順番
仕事を求めて都市部にでた村人に農地を提供して戻るよう促す。
もちろん全部は無理なので続きは自分たちで開墾。という条件もありそのまま都市で新しい仕事に就くものも一定数でる。
それはオリバーとちょうど条件がかち合ってしまうのだ。
彼も農村から来た半農半猟で弓が使える身体能力の高い若者だ。
ちょっと早く転職しただけなので顧客にアピールするほどの実績がない。
一時的に供給過多になる未熟練な冒険者。
だからより条件が悪くなる。
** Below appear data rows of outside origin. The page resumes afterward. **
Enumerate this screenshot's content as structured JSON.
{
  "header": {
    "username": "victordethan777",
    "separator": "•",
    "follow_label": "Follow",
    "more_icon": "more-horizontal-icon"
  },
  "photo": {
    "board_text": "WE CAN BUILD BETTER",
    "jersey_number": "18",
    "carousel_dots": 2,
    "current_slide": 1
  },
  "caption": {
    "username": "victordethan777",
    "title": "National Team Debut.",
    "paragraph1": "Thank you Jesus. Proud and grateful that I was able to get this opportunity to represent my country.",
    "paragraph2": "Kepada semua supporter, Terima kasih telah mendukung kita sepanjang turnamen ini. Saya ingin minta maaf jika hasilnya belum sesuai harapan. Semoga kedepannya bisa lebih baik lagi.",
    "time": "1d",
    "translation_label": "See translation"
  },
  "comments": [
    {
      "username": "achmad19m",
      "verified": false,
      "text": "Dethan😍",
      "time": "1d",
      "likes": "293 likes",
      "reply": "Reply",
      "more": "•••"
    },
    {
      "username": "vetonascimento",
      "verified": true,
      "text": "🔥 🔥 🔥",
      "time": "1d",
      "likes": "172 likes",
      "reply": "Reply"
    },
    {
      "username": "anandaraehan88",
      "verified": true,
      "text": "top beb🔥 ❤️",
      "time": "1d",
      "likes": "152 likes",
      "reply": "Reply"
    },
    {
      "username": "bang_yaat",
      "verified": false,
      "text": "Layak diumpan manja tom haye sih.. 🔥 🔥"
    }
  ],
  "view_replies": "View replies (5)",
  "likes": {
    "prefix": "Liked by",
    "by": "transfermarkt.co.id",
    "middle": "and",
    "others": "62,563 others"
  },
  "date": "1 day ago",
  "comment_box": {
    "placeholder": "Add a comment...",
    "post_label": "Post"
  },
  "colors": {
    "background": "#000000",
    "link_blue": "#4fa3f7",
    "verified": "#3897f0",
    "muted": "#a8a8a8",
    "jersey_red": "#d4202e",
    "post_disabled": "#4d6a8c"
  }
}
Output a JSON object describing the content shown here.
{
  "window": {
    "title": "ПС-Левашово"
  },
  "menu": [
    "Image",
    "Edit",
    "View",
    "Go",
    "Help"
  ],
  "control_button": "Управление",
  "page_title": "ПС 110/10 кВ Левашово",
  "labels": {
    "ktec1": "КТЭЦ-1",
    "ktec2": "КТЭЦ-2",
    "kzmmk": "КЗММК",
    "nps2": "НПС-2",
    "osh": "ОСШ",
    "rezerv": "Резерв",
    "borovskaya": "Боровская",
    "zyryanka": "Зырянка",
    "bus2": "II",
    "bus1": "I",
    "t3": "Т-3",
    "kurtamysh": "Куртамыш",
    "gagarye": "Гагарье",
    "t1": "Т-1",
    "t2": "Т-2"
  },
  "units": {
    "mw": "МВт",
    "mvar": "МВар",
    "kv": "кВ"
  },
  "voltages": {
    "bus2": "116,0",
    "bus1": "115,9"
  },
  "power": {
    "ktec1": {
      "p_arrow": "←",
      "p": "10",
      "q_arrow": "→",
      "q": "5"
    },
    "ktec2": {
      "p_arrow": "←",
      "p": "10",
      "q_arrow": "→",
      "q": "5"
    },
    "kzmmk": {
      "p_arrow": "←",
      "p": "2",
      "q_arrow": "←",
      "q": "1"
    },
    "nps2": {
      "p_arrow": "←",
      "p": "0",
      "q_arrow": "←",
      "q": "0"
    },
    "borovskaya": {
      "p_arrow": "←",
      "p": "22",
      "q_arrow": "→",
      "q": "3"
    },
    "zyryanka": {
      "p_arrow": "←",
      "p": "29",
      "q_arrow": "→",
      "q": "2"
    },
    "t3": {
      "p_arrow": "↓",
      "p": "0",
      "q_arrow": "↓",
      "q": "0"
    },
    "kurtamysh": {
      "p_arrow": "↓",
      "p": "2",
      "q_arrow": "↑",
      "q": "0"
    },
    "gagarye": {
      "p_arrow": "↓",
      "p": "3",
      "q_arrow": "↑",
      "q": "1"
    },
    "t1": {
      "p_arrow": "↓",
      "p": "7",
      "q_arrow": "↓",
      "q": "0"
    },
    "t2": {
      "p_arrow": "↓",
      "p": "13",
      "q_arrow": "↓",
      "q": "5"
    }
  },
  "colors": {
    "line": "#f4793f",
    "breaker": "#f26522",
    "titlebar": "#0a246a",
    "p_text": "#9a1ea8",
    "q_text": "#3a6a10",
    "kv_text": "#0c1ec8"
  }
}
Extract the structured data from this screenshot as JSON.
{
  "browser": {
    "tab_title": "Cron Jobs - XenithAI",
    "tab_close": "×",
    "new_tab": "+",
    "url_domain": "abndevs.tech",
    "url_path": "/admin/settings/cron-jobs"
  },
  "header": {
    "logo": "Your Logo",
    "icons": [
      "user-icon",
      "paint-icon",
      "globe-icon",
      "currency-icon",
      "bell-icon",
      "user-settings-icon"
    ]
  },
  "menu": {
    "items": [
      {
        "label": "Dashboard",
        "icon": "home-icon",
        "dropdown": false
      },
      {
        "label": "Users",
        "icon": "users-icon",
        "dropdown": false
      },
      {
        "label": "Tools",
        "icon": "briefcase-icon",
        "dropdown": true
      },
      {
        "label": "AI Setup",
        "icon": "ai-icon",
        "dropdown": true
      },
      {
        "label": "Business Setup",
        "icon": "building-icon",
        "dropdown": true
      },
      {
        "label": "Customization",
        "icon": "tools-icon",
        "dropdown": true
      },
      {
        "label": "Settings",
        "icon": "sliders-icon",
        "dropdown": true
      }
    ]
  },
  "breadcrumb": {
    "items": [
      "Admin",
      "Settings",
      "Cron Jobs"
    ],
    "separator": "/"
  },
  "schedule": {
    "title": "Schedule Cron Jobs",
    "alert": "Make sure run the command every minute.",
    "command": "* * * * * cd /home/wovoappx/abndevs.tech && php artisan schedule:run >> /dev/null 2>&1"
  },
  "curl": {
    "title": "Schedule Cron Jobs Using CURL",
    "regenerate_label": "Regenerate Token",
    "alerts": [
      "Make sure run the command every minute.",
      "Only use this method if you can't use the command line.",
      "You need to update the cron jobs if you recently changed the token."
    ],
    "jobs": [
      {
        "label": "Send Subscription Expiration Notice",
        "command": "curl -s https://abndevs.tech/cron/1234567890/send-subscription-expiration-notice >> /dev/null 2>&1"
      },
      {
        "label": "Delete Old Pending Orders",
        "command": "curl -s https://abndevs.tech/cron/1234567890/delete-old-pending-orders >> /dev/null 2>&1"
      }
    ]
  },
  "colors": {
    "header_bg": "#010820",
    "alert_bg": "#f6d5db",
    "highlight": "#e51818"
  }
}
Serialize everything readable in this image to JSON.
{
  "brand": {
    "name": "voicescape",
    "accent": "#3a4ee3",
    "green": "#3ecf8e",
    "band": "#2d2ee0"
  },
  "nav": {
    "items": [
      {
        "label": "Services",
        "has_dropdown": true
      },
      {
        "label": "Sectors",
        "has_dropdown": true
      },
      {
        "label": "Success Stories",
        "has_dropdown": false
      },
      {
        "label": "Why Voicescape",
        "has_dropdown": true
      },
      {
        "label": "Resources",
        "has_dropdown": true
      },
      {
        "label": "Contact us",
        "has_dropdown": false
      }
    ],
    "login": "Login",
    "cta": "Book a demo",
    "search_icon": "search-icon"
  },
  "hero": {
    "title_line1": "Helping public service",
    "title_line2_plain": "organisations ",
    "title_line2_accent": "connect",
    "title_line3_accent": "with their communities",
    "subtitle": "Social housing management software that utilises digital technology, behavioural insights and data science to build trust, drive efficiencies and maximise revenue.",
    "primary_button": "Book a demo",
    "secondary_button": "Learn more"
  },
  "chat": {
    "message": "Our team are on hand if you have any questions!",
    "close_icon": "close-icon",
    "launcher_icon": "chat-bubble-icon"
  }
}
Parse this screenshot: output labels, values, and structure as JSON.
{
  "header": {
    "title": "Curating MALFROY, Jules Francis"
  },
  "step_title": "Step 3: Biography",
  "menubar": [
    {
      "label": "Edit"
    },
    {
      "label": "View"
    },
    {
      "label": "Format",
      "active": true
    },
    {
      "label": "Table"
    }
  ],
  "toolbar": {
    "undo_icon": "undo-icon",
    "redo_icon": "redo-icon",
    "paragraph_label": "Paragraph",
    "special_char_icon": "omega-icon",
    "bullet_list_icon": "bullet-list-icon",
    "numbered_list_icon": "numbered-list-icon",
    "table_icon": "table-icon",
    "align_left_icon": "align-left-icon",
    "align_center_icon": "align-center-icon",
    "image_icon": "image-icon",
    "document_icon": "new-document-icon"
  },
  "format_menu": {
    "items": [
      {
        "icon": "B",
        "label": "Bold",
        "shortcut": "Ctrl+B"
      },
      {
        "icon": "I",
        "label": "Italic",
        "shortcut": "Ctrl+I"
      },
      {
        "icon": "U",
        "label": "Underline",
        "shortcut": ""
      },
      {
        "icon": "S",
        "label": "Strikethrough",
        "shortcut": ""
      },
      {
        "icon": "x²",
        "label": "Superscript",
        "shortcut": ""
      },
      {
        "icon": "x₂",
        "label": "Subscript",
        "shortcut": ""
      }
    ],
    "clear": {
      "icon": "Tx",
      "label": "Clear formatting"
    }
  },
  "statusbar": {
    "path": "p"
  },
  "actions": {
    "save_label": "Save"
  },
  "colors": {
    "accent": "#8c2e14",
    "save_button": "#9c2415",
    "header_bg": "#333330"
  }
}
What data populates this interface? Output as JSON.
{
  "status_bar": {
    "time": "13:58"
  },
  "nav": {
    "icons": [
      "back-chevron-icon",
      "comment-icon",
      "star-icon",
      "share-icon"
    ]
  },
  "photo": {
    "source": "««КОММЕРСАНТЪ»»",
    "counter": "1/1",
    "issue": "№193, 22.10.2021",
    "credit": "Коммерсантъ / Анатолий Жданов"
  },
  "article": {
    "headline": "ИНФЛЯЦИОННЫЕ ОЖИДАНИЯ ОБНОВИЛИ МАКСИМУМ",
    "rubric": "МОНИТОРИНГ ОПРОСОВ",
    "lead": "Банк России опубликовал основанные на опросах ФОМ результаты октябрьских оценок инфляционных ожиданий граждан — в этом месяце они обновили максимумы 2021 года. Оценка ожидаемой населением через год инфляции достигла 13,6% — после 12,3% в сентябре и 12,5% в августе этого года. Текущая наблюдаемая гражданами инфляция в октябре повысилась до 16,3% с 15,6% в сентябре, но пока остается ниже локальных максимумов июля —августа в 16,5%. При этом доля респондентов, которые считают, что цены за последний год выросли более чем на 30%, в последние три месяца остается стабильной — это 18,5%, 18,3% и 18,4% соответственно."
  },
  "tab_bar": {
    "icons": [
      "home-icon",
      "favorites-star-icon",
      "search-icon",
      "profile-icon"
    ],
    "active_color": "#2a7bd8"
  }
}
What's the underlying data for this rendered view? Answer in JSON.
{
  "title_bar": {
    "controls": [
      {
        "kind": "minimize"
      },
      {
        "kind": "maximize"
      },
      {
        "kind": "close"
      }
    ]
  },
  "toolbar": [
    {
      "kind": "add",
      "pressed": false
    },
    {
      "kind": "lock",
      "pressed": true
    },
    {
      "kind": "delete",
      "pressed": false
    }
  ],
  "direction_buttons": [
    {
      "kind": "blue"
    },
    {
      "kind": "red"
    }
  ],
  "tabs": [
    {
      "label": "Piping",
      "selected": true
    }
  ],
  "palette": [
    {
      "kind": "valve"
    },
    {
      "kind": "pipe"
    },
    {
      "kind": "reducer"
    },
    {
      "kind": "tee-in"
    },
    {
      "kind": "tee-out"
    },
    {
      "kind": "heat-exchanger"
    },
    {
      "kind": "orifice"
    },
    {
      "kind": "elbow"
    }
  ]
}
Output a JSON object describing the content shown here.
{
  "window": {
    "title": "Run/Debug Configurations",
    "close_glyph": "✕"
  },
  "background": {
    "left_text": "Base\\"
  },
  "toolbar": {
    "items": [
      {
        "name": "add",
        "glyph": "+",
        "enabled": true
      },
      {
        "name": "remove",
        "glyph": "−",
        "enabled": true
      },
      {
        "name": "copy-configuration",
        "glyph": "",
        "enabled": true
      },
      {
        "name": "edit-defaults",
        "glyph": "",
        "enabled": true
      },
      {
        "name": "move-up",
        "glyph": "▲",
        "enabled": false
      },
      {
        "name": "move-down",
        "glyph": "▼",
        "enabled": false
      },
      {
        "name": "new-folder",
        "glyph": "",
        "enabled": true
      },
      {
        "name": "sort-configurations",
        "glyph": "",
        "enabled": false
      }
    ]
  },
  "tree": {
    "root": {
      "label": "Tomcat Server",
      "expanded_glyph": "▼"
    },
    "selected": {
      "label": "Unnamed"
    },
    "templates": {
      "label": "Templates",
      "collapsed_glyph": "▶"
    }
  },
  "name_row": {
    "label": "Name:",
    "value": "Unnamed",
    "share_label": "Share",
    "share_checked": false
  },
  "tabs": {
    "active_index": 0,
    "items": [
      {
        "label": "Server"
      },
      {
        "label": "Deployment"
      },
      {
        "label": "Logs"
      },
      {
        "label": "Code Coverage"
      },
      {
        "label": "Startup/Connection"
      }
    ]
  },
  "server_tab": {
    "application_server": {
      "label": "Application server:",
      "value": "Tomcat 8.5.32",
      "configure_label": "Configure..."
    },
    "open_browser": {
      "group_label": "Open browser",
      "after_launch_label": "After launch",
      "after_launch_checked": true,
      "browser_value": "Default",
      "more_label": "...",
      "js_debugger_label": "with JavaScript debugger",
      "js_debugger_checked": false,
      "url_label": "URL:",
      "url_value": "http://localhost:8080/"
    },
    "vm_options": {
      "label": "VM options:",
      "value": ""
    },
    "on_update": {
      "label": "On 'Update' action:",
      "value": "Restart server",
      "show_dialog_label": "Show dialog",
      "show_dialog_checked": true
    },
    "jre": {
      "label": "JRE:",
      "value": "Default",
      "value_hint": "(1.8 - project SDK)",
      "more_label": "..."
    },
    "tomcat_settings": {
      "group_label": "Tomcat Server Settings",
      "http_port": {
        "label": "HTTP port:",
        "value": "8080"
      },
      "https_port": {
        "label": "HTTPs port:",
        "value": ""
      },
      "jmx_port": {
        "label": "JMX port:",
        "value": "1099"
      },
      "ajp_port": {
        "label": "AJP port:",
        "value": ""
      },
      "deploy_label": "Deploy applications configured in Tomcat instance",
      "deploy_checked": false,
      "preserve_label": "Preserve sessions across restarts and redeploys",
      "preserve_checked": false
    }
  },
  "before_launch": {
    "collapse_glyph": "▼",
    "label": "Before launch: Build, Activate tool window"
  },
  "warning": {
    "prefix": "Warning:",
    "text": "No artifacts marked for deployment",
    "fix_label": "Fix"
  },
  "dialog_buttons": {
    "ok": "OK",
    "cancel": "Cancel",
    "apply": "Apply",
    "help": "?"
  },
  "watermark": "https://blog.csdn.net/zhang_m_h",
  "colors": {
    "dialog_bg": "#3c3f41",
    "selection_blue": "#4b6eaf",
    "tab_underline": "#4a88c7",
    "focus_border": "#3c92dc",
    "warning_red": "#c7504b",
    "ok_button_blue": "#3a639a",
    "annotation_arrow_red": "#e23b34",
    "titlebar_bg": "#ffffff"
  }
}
熟練度の低い人間が買いたたかれる安い報酬で危険度の高い仕事に使い潰される。
ゴードンは山の中に匿うことでほとぼりが冷めるのを待つつもりだったらしい。
不慣れなにわか冒険者が悪条件下で気持ちや身体の問題を抱えリタイアしてから、山を下りて復帰させればいい。
一応オリバーのことを慮っているっぽい?
なにもかも酷いと思うけど。
一筋縄ではいかない稼業だからね、大事なものだけを優先するんだろう。
つまりわたしの都合はまったく鑑みてもらっていない。
で。
ゴードンを否定するなら。
「ロブやアルはこれからどこに向かうの?南のパラダイス村はしばらく婿取りしない感じでしょう?」
「パラダイス村は都市伝説だよ。ちょっと魔が差しただけだ。おまえばっかり楽しく蝶々を追う夢をみてるなんてずるいだろ」
「ふつうに考えると伝手のあるところだよ。ほら、落盤した鉱山。いまはすっかり生産が回復している。っていうか現状どこも政情不安だろ、魔鉄は需要が伸びてるはずなんだ」
「それで俺とアルが御者でおまえたちが護衛で請け負うといいと思うんだよ」
「荷車ないのに?」
「現地でかんがえるさ。どうせ商会の下請けだもん、貸与もするだろ」
戦略物資の移送なので、賊の襲撃などより危険が多い。
ただ、討伐系じゃなくて護衛のキャリアを積んでいるパーティなのだ。御者はいままでやってないけど。
「だから、テオ。大丈夫だ。王都に納品したらイルワ経由で鉱山へ向かうつもりで、準備を整えれば良い。経路も要るモノもわかるだろ?」
崖崩れしそうな山中に掘っ立て小屋での蜜月と、養育してくれたおっさん達と勝手知ったる仕事、を天秤にかけろという。
「悪いな。小僧。おまえに恨みはないけどうちの戦力を譲るにはタイミングが残念だったな。子どもが養えるくらいの稼ぎができてから出直してこい」
「…っは!嘘つきフレッド。いつだってどれほど待ったっておまえ了承する気ないだろうが」
「ざけんな。あるわ。ただ、順番てもんがあるんだよ。おれの後だ、後!カイより先でも良いぞ」
なんだ、それ。生涯むりじゃん。
ディックが後ろから小さく囁く。